Она сделала глоток кофе, снова посмотрела в окно, вздохнула и усмехнулась: «Какой поезд? Ты смеешься? Все самолеты, самолеты… Когда ты последний раз на поезде-то ездила?» – скептически поинтересовалась она у себя.

И вдруг…

Словно окатило теплой, нежной волной, и мурашки побежали по позвоночнику и рукам, и зазвучала откуда-то музыка летнего отпускного счастья…

Ната осторожно поставила чашку на блюдце, возвращаясь в прошлое.

Воспоминания накрыли ярко, мощно, ослепив бликами солнечных зайчиков от морской волны того лета. Последний раз она ездила на поезде именно тогда – одиннадцать лет назад. Одиннадцать!..

Почти одиннадцать – сейчас март, а тогда было лето.


«Одуряюще пахло сиренью, ну просто одуряюще…

Этот запах сопровождает меня всю жизнь. В детстве это был аромат тайны, потому что мы прятались в огромных кустах сирени, когда играли в казаки-разбойники.

Сад, в котором проходило мое детство, был совершенно сказочным – огромный, заросший, запущенный сад позади старой купеческой усадьбы. Усадьбу с особым социальным рвением благополучно превратили во множество коммунальных квартир, но сад… Сад коммунальным сделать, видимо, не удалось.

Дети считали его своей вотчиной, своей тайной, полной неожиданностей и чудес. Там находились совершенно секретные, затерявшиеся в глубине сада места, о которых даже и не подозревали взрослые. Там располагался наш штаб. Там мы наслаждались отдохновением от контроля, нашей тайной, нашим прибежищем.

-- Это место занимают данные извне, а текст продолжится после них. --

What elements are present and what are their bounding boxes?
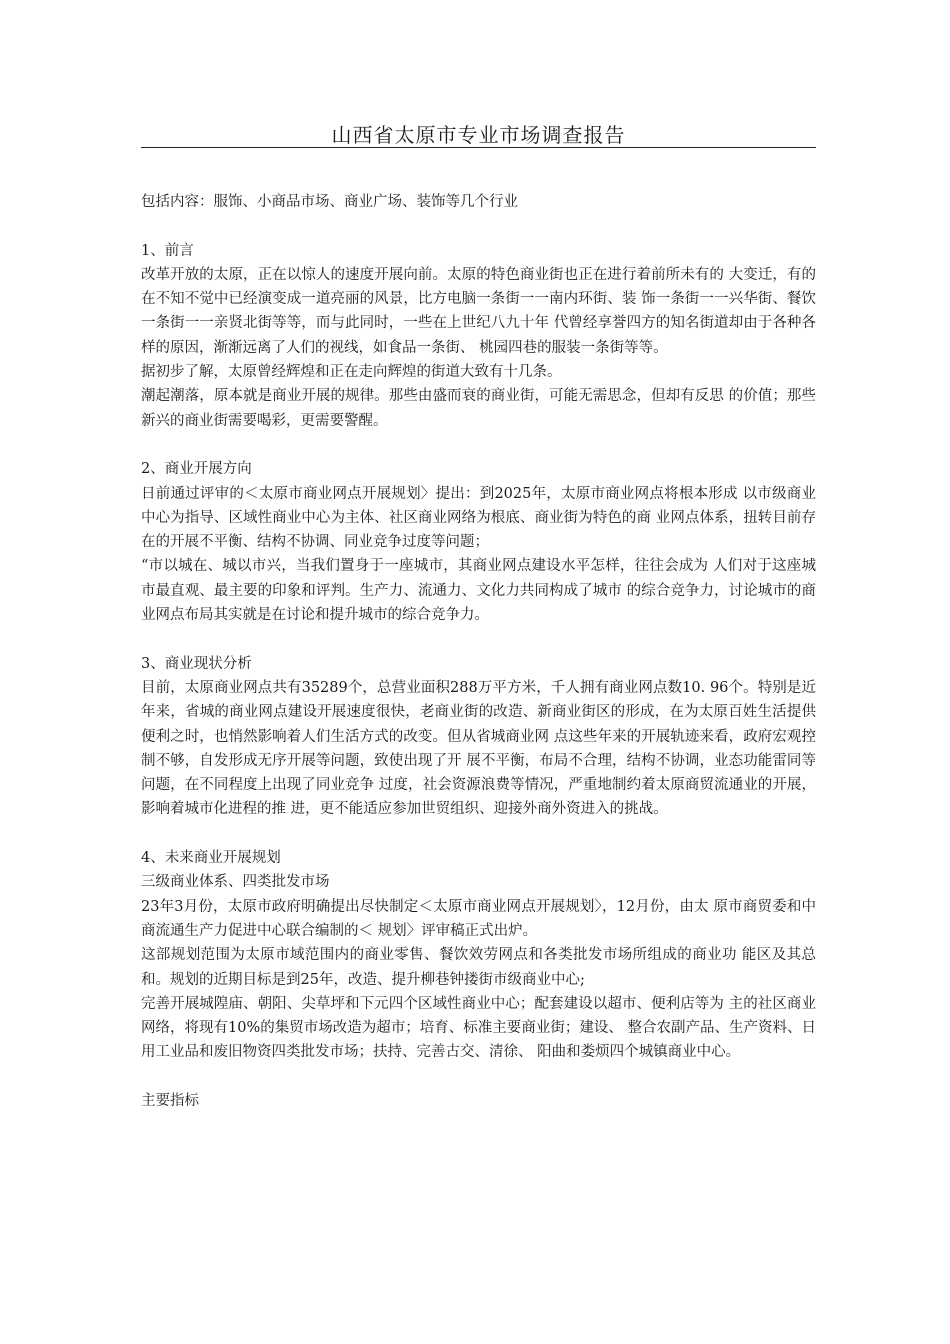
subheading: 三级商业体系、四类批发市场 [141, 874, 330, 891]
section-heading: 3、商业现状分析 [141, 655, 252, 672]
paragraph: 据初步了解，太原曾经辉煌和正在走向辉煌的街道大致有十几条。 [141, 364, 562, 381]
section-heading: 1、前言 [141, 242, 194, 259]
section-heading: 2、商业开展方向 [141, 461, 252, 478]
paragraph: 23年3月份，太原市政府明确提出尽快制定＜太原市商业网点开展规划〉，12月份，由太 原市商贸委和中商流通生产力促进中心联合编制的＜ 规划〉评审稿正式出炉。 [141, 898, 816, 939]
section-heading: 4、未来商业开展规划 [141, 850, 281, 867]
document-body [141, 190, 816, 1113]
paragraph: “市以城在、城以市兴，当我们置身于一座城市，其商业网点建设水平怎样，往往会成为 人们对于这座城市最直观、最主要的印象和评判。生产力、流通力、文化力共同构成了城市 的综合竞争力，讨论城市的商业网点布局其实就是在讨论和提升城市的综合竞争力。 [141, 558, 816, 624]
paragraph: 完善开展城隍庙、朝阳、尖草坪和下元四个区域性商业中心；配套建设以超市、便利店等为 主的社区商业网络，将现有10%的集贸市场改造为超市；培育、标准主要商业街；建设、 整合农副产品、生产资料、日用工业品和废旧物资四类批发市场；扶持、完善古交、清徐、 阳曲和娄烦四个城镇商业中心。 [141, 995, 816, 1061]
paragraph: 改革开放的太原，正在以惊人的速度开展向前。太原的特色商业街也正在进行着前所未有的 大变迁，有的在不知不觉中已经演变成一道亮丽的风景，比方电脑一条街一一南内环街、装 饰一条街一一兴华街、餐饮一条街一一亲贤北街等等，而与此同时，一些在上世纪八九十年 代曾经享誉四方的知名街道却由于各种各样的原因，渐渐远离了人们的视线，如食品一条街、 桃园四巷的服装一条街等等。 [141, 266, 816, 356]
page-title: 山西省太原市专业市场调查报告 [331, 123, 626, 147]
paragraph: 这部规划范围为太原市域范围内的商业零售、餐饮效劳网点和各类批发市场所组成的商业功 能区及其总和。规划的近期目标是到25年，改造、提升柳巷钟搂街市级商业中心; [141, 947, 816, 988]
paragraph: 日前通过评审的＜太原市商业网点开展规划〉提出：到2025年，太原市商业网点将根本形成 以市级商业中心为指导、区域性商业中心为主体、社区商业网络为根底、商业街为特色的商 业网点体系，扭转目前存在的开展不平衡、结构不协调、同业竞争过度等问题； [141, 485, 816, 551]
paragraph: 潮起潮落，原本就是商业开展的规律。那些由盛而衰的商业街，可能无需思念，但却有反思 的价值；那些新兴的商业街需要喝彩，更需要警醒。 [141, 388, 816, 429]
paragraph: 目前，太原商业网点共有35289个，总营业面积288万平方米，千人拥有商业网点数10. 96个。特别是近年来，省城的商业网点建设开展速度很快，老商业街的改造、新商业街区的形成，在为太原百姓生活提供便利之时，也悄然影响着人们生活方式的改变。但从省城商业网 点这些年来的开展轨迹来看，政府宏观控制不够，自发形成无序开展等问题，致使出现了开 展不平衡，布局不合理，结构不协调，业态功能雷同等问题，在不同程度上出现了同业竞争 过度，社会资源浪费等情况，严重地制约着太原商贸流通业的开展，影响着城市化进程的推 进，更不能适应参加世贸组织、迎接外商外资进入的挑战。 [141, 679, 816, 818]
section-heading: 主要指标 [141, 1092, 199, 1109]
scope-line: 包括内容：服饰、小商品市场、商业广场、装饰等几个行业 [141, 194, 518, 210]
title-underline [141, 147, 816, 148]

Господи! Что только мы не постигали в том саду! Это было абсолютное счастье свободы: никто – ну просто никто! – не знает, где ты, и только тебе решать, когда выйти из тайного штаба и выходить ли на призыв мамы. И что будет, если сделать вид, что не слышал, как тебя зовут? И вот еще чуть-чуть, ну еще минутку посижу – и выскочу победителем. Потому что я, только я решила, что пора выходить. И от этого я такая большая и значимая. Конечно, я то и дело получала нагоняй и: «Сколько можно тебя звать!» Но все-таки только я да еще пара моих друзей знали про это тайное место. И совершенно неважно, что нас ругали, да и ругали вяло как-то – ведь главное: нашли и ребенка домой загнали!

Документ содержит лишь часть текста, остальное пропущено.